Bitcoin can at times seem complicated to the uninitiated. It can be difficult to come across concise and elementary explanations. The ability to explain Bitcoin properly, in lay terms, is important.

Let’s take up that challenge. Bitcoin really needs to be more accessible, outside of technology and libertarian circles. If Bitcoin is to grow, then those less interested in its fundamentals need to understand it and its value proposition.

This represents an attempt to provide an explanation that makes Bitcoin accessible to your grandparents.

Try this analogy

When sending $100 to your friend you don’t mail them the cash. Instead, you tell your bank to send the money. The bank does not mail them the cash either. Rather, the bank has a ledger.

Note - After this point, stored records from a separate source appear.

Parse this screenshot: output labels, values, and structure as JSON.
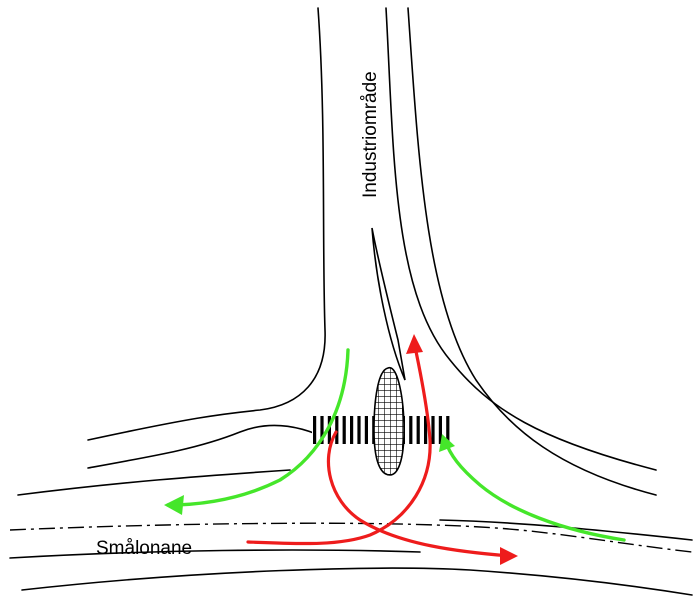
{
  "labels": {
    "side_road": "Industriområde",
    "main_road": "Smålonane"
  },
  "colors": {
    "road_lines": "#000000",
    "green_movements": "#45e62a",
    "red_movements": "#ee1c1c",
    "background": "#ffffff"
  }
}
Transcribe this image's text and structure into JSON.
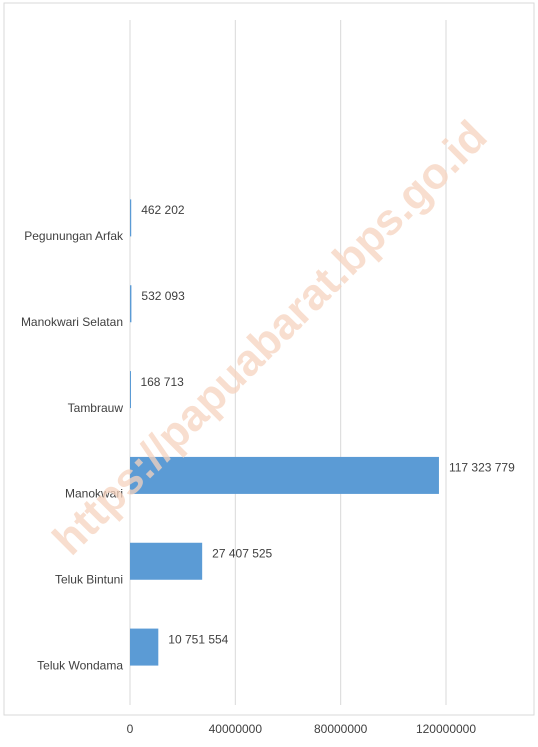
{
  "chart_data": {
    "type": "bar",
    "orientation": "horizontal",
    "categories": [
      "Pegunungan Arfak",
      "Manokwari Selatan",
      "Tambrauw",
      "Manokwari",
      "Teluk Bintuni",
      "Teluk Wondama"
    ],
    "values": [
      462202,
      532093,
      168713,
      117323779,
      27407525,
      10751554
    ],
    "value_labels": [
      "462 202",
      "532 093",
      "168 713",
      "117 323 779",
      "27 407 525",
      "10 751 554"
    ],
    "color": "#5b9bd5",
    "xlim": [
      0,
      120000000
    ],
    "xticks": [
      0,
      40000000,
      80000000,
      120000000
    ],
    "grid": true,
    "watermark": "https://papuabarat.bps.go.id"
  }
}
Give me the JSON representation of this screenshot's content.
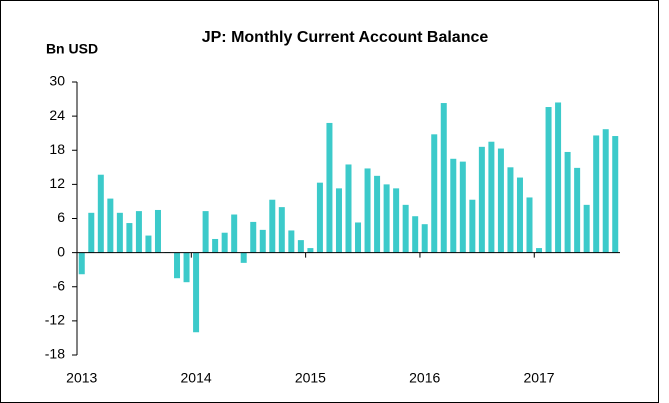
{
  "chart_data": {
    "type": "bar",
    "title": "JP: Monthly Current Account Balance",
    "y_label": "Bn USD",
    "categories": [
      "2013",
      null,
      null,
      null,
      null,
      null,
      null,
      null,
      null,
      null,
      null,
      null,
      "2014",
      null,
      null,
      null,
      null,
      null,
      null,
      null,
      null,
      null,
      null,
      null,
      "2015",
      null,
      null,
      null,
      null,
      null,
      null,
      null,
      null,
      null,
      null,
      null,
      "2016",
      null,
      null,
      null,
      null,
      null,
      null,
      null,
      null,
      null,
      null,
      null,
      "2017",
      null,
      null,
      null,
      null,
      null,
      null,
      null,
      null
    ],
    "values": [
      -3.8,
      7,
      13.7,
      9.5,
      7,
      5.2,
      7.3,
      3,
      7.5,
      0.1,
      -4.5,
      -5.2,
      -14,
      7.3,
      2.4,
      3.5,
      6.7,
      -1.8,
      5.4,
      4,
      9.3,
      8,
      3.9,
      2.2,
      0.8,
      12.3,
      22.8,
      11.3,
      15.5,
      5.3,
      14.8,
      13.5,
      12,
      11.3,
      8.4,
      6.4,
      5,
      20.8,
      26.3,
      16.5,
      16,
      9.3,
      18.6,
      19.5,
      18.3,
      15,
      13.2,
      9.7,
      0.8,
      25.6,
      26.4,
      17.7,
      14.9,
      8.4,
      20.6,
      21.7,
      20.5
    ],
    "color": "#3ccaca",
    "ylim": [
      -18,
      30
    ],
    "yticks": [
      -18,
      -12,
      -6,
      0,
      6,
      12,
      18,
      24,
      30
    ]
  }
}
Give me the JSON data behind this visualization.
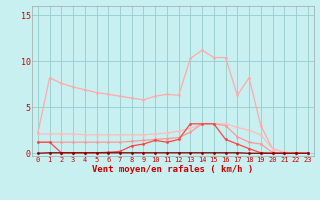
{
  "x": [
    0,
    1,
    2,
    3,
    4,
    5,
    6,
    7,
    8,
    9,
    10,
    11,
    12,
    13,
    14,
    15,
    16,
    17,
    18,
    19,
    20,
    21,
    22,
    23
  ],
  "line_rafales": [
    2.2,
    8.2,
    7.6,
    7.2,
    6.9,
    6.6,
    6.4,
    6.2,
    6.0,
    5.8,
    6.2,
    6.4,
    6.3,
    10.3,
    11.2,
    10.4,
    10.4,
    6.3,
    8.2,
    3.0,
    0.5,
    0.1,
    0.0,
    0.0
  ],
  "line_moyen": [
    2.1,
    2.1,
    2.1,
    2.1,
    2.0,
    2.0,
    2.0,
    2.0,
    2.0,
    2.0,
    2.1,
    2.2,
    2.4,
    2.7,
    3.2,
    3.2,
    3.2,
    2.8,
    2.5,
    2.0,
    0.5,
    0.1,
    0.05,
    0.0
  ],
  "line_med": [
    1.2,
    1.2,
    1.2,
    1.2,
    1.2,
    1.2,
    1.2,
    1.2,
    1.3,
    1.4,
    1.5,
    1.6,
    1.7,
    2.3,
    3.2,
    3.2,
    3.0,
    1.8,
    1.2,
    1.0,
    0.1,
    0.0,
    0.0,
    0.0
  ],
  "line_freq": [
    1.2,
    1.2,
    0.05,
    0.05,
    0.05,
    0.05,
    0.1,
    0.2,
    0.8,
    1.0,
    1.4,
    1.2,
    1.5,
    3.2,
    3.2,
    3.2,
    1.5,
    1.0,
    0.5,
    0.05,
    0.0,
    0.0,
    0.0,
    0.0
  ],
  "line_dark": [
    0.0,
    0.05,
    0.05,
    0.05,
    0.05,
    0.05,
    0.05,
    0.05,
    0.05,
    0.05,
    0.05,
    0.05,
    0.05,
    0.05,
    0.05,
    0.05,
    0.05,
    0.05,
    0.0,
    0.0,
    0.0,
    0.0,
    0.0,
    0.0
  ],
  "color_rafales": "#ffaaaa",
  "color_moyen": "#ffbbbb",
  "color_med": "#ff9999",
  "color_freq": "#ff4444",
  "color_dark": "#880000",
  "bg_color": "#c8f0f0",
  "grid_color": "#99cccc",
  "xlabel": "Vent moyen/en rafales ( km/h )",
  "yticks": [
    0,
    5,
    10,
    15
  ],
  "xticks": [
    0,
    1,
    2,
    3,
    4,
    5,
    6,
    7,
    8,
    9,
    10,
    11,
    12,
    13,
    14,
    15,
    16,
    17,
    18,
    19,
    20,
    21,
    22,
    23
  ],
  "ylim": [
    -0.3,
    16
  ],
  "xlim": [
    -0.5,
    23.5
  ]
}
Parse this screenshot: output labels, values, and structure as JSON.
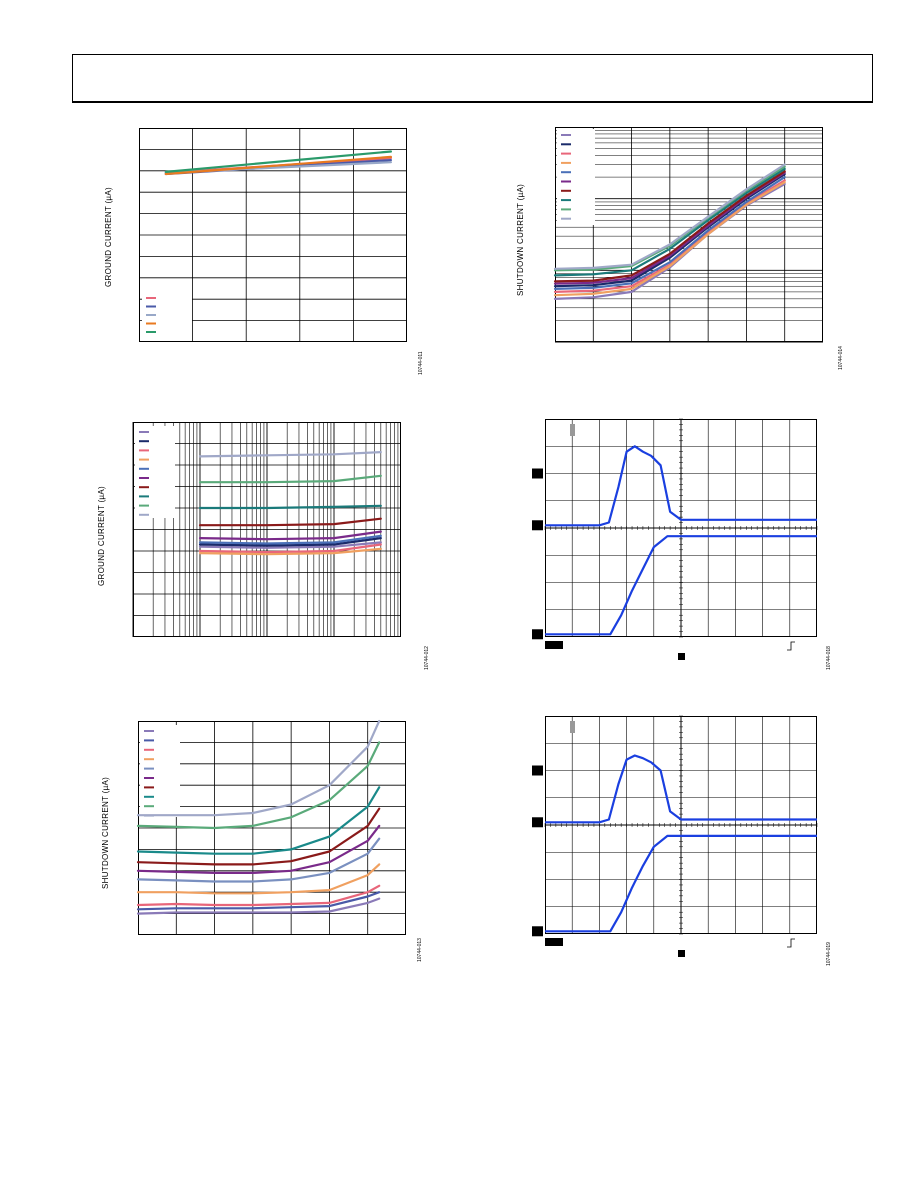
{
  "header": {
    "title": ""
  },
  "colors": {
    "scope_trace": "#1a3fe0",
    "grid": "#000000",
    "plot_border": "#000000"
  },
  "chart_data": [
    {
      "type": "line",
      "ylabel": "GROUND CURRENT (µA)",
      "figure_id": "10744-011",
      "xlim": [
        0,
        5
      ],
      "ylim": [
        0,
        10
      ],
      "xscale": "linear",
      "legend_placement": "bottom-left",
      "grid": true,
      "series": [
        {
          "color": "#e8667a",
          "x": [
            0.5,
            4.7
          ],
          "y": [
            7.9,
            8.6
          ]
        },
        {
          "color": "#4a5aa8",
          "x": [
            0.5,
            4.7
          ],
          "y": [
            7.85,
            8.5
          ]
        },
        {
          "color": "#98a8c8",
          "x": [
            0.5,
            4.7
          ],
          "y": [
            7.9,
            8.4
          ]
        },
        {
          "color": "#e87a20",
          "x": [
            0.5,
            4.7
          ],
          "y": [
            7.85,
            8.65
          ]
        },
        {
          "color": "#2a9a6a",
          "x": [
            0.5,
            4.7
          ],
          "y": [
            7.95,
            8.9
          ]
        }
      ]
    },
    {
      "type": "line",
      "ylabel": "SHUTDOWN CURRENT (µA)",
      "figure_id": "10744-014",
      "xlim": [
        0,
        7
      ],
      "yscale": "log",
      "ylim": [
        0.1,
        100
      ],
      "legend_placement": "top-left",
      "grid": true,
      "series": [
        {
          "color": "#8a7ab8",
          "x": [
            0,
            1,
            2,
            3,
            4,
            5,
            6
          ],
          "y": [
            0.4,
            0.42,
            0.5,
            1.1,
            3.2,
            8,
            16
          ]
        },
        {
          "color": "#1a2a6a",
          "x": [
            0,
            1,
            2,
            3,
            4,
            5,
            6
          ],
          "y": [
            0.6,
            0.62,
            0.72,
            1.5,
            4,
            10,
            22
          ]
        },
        {
          "color": "#e8667a",
          "x": [
            0,
            1,
            2,
            3,
            4,
            5,
            6
          ],
          "y": [
            0.5,
            0.52,
            0.6,
            1.2,
            3.3,
            8.5,
            18
          ]
        },
        {
          "color": "#f0a060",
          "x": [
            0,
            1,
            2,
            3,
            4,
            5,
            6
          ],
          "y": [
            0.45,
            0.47,
            0.55,
            1.15,
            3.2,
            8.2,
            17
          ]
        },
        {
          "color": "#4a70b8",
          "x": [
            0,
            1,
            2,
            3,
            4,
            5,
            6
          ],
          "y": [
            0.55,
            0.57,
            0.66,
            1.3,
            3.6,
            9,
            20
          ]
        },
        {
          "color": "#7a2a8a",
          "x": [
            0,
            1,
            2,
            3,
            4,
            5,
            6
          ],
          "y": [
            0.65,
            0.67,
            0.78,
            1.6,
            4.2,
            10.5,
            23
          ]
        },
        {
          "color": "#8a1a1a",
          "x": [
            0,
            1,
            2,
            3,
            4,
            5,
            6
          ],
          "y": [
            0.7,
            0.72,
            0.85,
            1.7,
            4.5,
            11,
            24
          ]
        },
        {
          "color": "#1a7a7a",
          "x": [
            0,
            1,
            2,
            3,
            4,
            5,
            6
          ],
          "y": [
            0.85,
            0.88,
            1,
            2,
            5,
            12,
            26
          ]
        },
        {
          "color": "#5aaa7a",
          "x": [
            0,
            1,
            2,
            3,
            4,
            5,
            6
          ],
          "y": [
            1,
            1.02,
            1.15,
            2.2,
            5.4,
            13,
            28
          ]
        },
        {
          "color": "#a0a8c8",
          "x": [
            0,
            1,
            2,
            3,
            4,
            5,
            6
          ],
          "y": [
            1.05,
            1.08,
            1.2,
            2.3,
            5.6,
            13.5,
            30
          ]
        }
      ]
    },
    {
      "type": "line",
      "ylabel": "GROUND CURRENT (µA)",
      "figure_id": "10744-012",
      "xscale": "log",
      "xlim": [
        1,
        10000
      ],
      "ylim": [
        0,
        10
      ],
      "legend_placement": "top-left",
      "grid": true,
      "series": [
        {
          "color": "#8a7ab8",
          "x": [
            10,
            100,
            1000,
            5000
          ],
          "y": [
            4.2,
            4.15,
            4.2,
            4.4
          ]
        },
        {
          "color": "#1a2a6a",
          "x": [
            10,
            100,
            1000,
            5000
          ],
          "y": [
            4.3,
            4.25,
            4.3,
            4.6
          ]
        },
        {
          "color": "#e8667a",
          "x": [
            10,
            100,
            1000,
            5000
          ],
          "y": [
            4.0,
            3.95,
            4.0,
            4.3
          ]
        },
        {
          "color": "#f0a060",
          "x": [
            10,
            100,
            1000,
            5000
          ],
          "y": [
            3.9,
            3.85,
            3.9,
            4.1
          ]
        },
        {
          "color": "#4a70b8",
          "x": [
            10,
            100,
            1000,
            5000
          ],
          "y": [
            4.4,
            4.35,
            4.4,
            4.7
          ]
        },
        {
          "color": "#7a2a8a",
          "x": [
            10,
            100,
            1000,
            5000
          ],
          "y": [
            4.6,
            4.55,
            4.6,
            4.9
          ]
        },
        {
          "color": "#8a1a1a",
          "x": [
            10,
            100,
            1000,
            5000
          ],
          "y": [
            5.2,
            5.2,
            5.25,
            5.5
          ]
        },
        {
          "color": "#1a7a7a",
          "x": [
            10,
            100,
            1000,
            5000
          ],
          "y": [
            6.0,
            6.0,
            6.05,
            6.1
          ]
        },
        {
          "color": "#5aaa7a",
          "x": [
            10,
            100,
            1000,
            5000
          ],
          "y": [
            7.2,
            7.2,
            7.25,
            7.5
          ]
        },
        {
          "color": "#a0a8c8",
          "x": [
            10,
            100,
            1000,
            5000
          ],
          "y": [
            8.4,
            8.45,
            8.5,
            8.6
          ]
        }
      ]
    },
    {
      "type": "line",
      "ylabel": "SHUTDOWN CURRENT (µA)",
      "figure_id": "10744-013",
      "xlim": [
        0,
        7
      ],
      "ylim": [
        0,
        10
      ],
      "legend_placement": "top-left",
      "grid": true,
      "series": [
        {
          "color": "#8a7ab8",
          "x": [
            0,
            1,
            2,
            3,
            4,
            5,
            6,
            6.3
          ],
          "y": [
            1.0,
            1.05,
            1.05,
            1.05,
            1.05,
            1.1,
            1.5,
            1.7
          ]
        },
        {
          "color": "#4a5aa8",
          "x": [
            0,
            1,
            2,
            3,
            4,
            5,
            6,
            6.3
          ],
          "y": [
            1.2,
            1.25,
            1.25,
            1.25,
            1.3,
            1.35,
            1.8,
            2.0
          ]
        },
        {
          "color": "#e8667a",
          "x": [
            0,
            1,
            2,
            3,
            4,
            5,
            6,
            6.3
          ],
          "y": [
            1.4,
            1.45,
            1.4,
            1.4,
            1.45,
            1.5,
            2.0,
            2.3
          ]
        },
        {
          "color": "#f0a060",
          "x": [
            0,
            1,
            2,
            3,
            4,
            5,
            6,
            6.3
          ],
          "y": [
            2.0,
            2.0,
            1.95,
            1.95,
            2.0,
            2.1,
            2.8,
            3.3
          ]
        },
        {
          "color": "#7a90c0",
          "x": [
            0,
            1,
            2,
            3,
            4,
            5,
            6,
            6.3
          ],
          "y": [
            2.6,
            2.55,
            2.5,
            2.5,
            2.6,
            2.9,
            3.8,
            4.5
          ]
        },
        {
          "color": "#7a2a8a",
          "x": [
            0,
            1,
            2,
            3,
            4,
            5,
            6,
            6.3
          ],
          "y": [
            3.0,
            2.95,
            2.9,
            2.9,
            3.0,
            3.4,
            4.4,
            5.1
          ]
        },
        {
          "color": "#8a1a1a",
          "x": [
            0,
            1,
            2,
            3,
            4,
            5,
            6,
            6.3
          ],
          "y": [
            3.4,
            3.35,
            3.3,
            3.3,
            3.45,
            3.9,
            5.1,
            5.9
          ]
        },
        {
          "color": "#1a8a8a",
          "x": [
            0,
            1,
            2,
            3,
            4,
            5,
            6,
            6.3
          ],
          "y": [
            3.9,
            3.85,
            3.8,
            3.8,
            4.0,
            4.6,
            6.0,
            6.9
          ]
        },
        {
          "color": "#5aaa7a",
          "x": [
            0,
            1,
            2,
            3,
            4,
            5,
            6,
            6.3
          ],
          "y": [
            5.1,
            5.05,
            5.0,
            5.1,
            5.5,
            6.3,
            7.9,
            9.0
          ]
        },
        {
          "color": "#a0a8c8",
          "x": [
            0,
            1,
            2,
            3,
            4,
            5,
            6,
            6.3
          ],
          "y": [
            5.6,
            5.6,
            5.6,
            5.7,
            6.1,
            7.0,
            8.8,
            10.0
          ]
        }
      ]
    },
    {
      "type": "line",
      "figure_id": "10744-018",
      "xlim": [
        0,
        10
      ],
      "ylim": [
        0,
        8
      ],
      "grid": true,
      "series": [
        {
          "color": "#1a3fe0",
          "x": [
            0,
            2.0,
            2.35,
            2.7,
            3.0,
            3.3,
            3.6,
            3.9,
            4.25,
            4.6,
            5.0,
            6,
            7,
            8,
            10
          ],
          "y": [
            4.1,
            4.1,
            4.2,
            5.5,
            6.8,
            7.0,
            6.8,
            6.65,
            6.3,
            4.6,
            4.3,
            4.3,
            4.3,
            4.3,
            4.3
          ]
        },
        {
          "color": "#1a3fe0",
          "x": [
            0,
            2.4,
            2.8,
            3.2,
            3.6,
            4.0,
            4.5,
            5.0,
            6,
            8,
            10
          ],
          "y": [
            0.1,
            0.1,
            0.8,
            1.7,
            2.5,
            3.3,
            3.7,
            3.7,
            3.7,
            3.7,
            3.7
          ]
        }
      ]
    },
    {
      "type": "line",
      "figure_id": "10744-019",
      "xlim": [
        0,
        10
      ],
      "ylim": [
        0,
        8
      ],
      "grid": true,
      "series": [
        {
          "color": "#1a3fe0",
          "x": [
            0,
            2.0,
            2.35,
            2.7,
            3.0,
            3.3,
            3.6,
            3.9,
            4.25,
            4.6,
            5.0,
            6,
            7,
            8,
            10
          ],
          "y": [
            4.1,
            4.1,
            4.2,
            5.5,
            6.4,
            6.55,
            6.45,
            6.3,
            6.0,
            4.5,
            4.2,
            4.2,
            4.2,
            4.2,
            4.2
          ]
        },
        {
          "color": "#1a3fe0",
          "x": [
            0,
            2.4,
            2.8,
            3.2,
            3.6,
            4.0,
            4.5,
            5.0,
            6,
            8,
            10
          ],
          "y": [
            0.1,
            0.1,
            0.8,
            1.7,
            2.5,
            3.2,
            3.6,
            3.6,
            3.6,
            3.6,
            3.6
          ]
        }
      ]
    }
  ]
}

The bank sends a signal to your friend’s bank to increase his side of the ledger by $100. The bank also decreases your side of the ledger by $100. The transfer is complete.

The banking network is poor, so this ledger update can take a while. For overseas transfers it can take many days. It will also cost lots in fees and charges.

This is where Bitcoin comes in. Bitcoin is simply a ledger too. However, this ledger is not controlled by one person, corporation or group.

Instead, this ledger is controlled by a network of computers, all over the world. The Internet controls this ledger. A copy of the ledger is on computers all over the world. Anyone who wants to keep it can do so.

When you want to send money to your friend, you send a signal to this computer network to update the ledger. The network increases your friend’s side of the ledger and decreases your side, just like the bank.

The transfer is complete. With Bitcoin this process is instant. Yes, instant!

It is free to send Bitcoins. Anyone, all over the world, can use Bitcoin. You don’t need permission to use the system. You can come on and off at will.

But PayPal Does that

Now of course, PayPal can send money instantly too. So, why Bitcoin? Well, PayPal is centralised. So, you have to trust PayPal.

They can block your account, refund without permission and decide disputes how they wish. If you do trust PayPal, that’s fine. But many don’t. Also, remember, there are fees.

Most importantly however, Paypal blocks access to over 60 countries worldwide. So, it’s not an option for lots of people around the world.

With Bitcoin the money you are sending isn’t Dollars, Euros or Yen. You are sending ‘Bitcoins’.

Dollars are the money on the bank’s ledger and network. Bitcoins are the money on the Bitcoin ledger and network.

Bitcoins are money because you can use them to buy good and services. In fact, there is very little you can’t buy online with Bitcoin these days.

The ability to transfer value instantly, anywhere in the world, at no cost, regardless of the amount, is useful.

There are physical Bitcoins to represent the ledger entries, just as there are physical notes, to represent the ledger entries at your bank. But in both cases they just represent the ledger entries.

As there is no single entity in control of the Bitcoin ledger, only you control your money. No one can block access to it or stop you from using it on anything you want.

The Bitcoins come onto the ledger via a process called ‘mining’. It is the same as gold mining. Like mining gold out of the physical crust, you mine Bitcoins out of the Internet’s digital crust.

Bitcoins are very rare. There are only 12 million of them at the moment. Companies and individuals invest in very expensive mining equipment to dig the Bitcoins out of the Internet’s digital crust. As they get deeper into the Internet’s digital crust it gets harder to dig up Bitcoins. This is the same as gold. The process is exactly the same.

The bank gets the dollars for its ledger from a central bank that prints far too many of them. For this reason, Bitcoin is better money.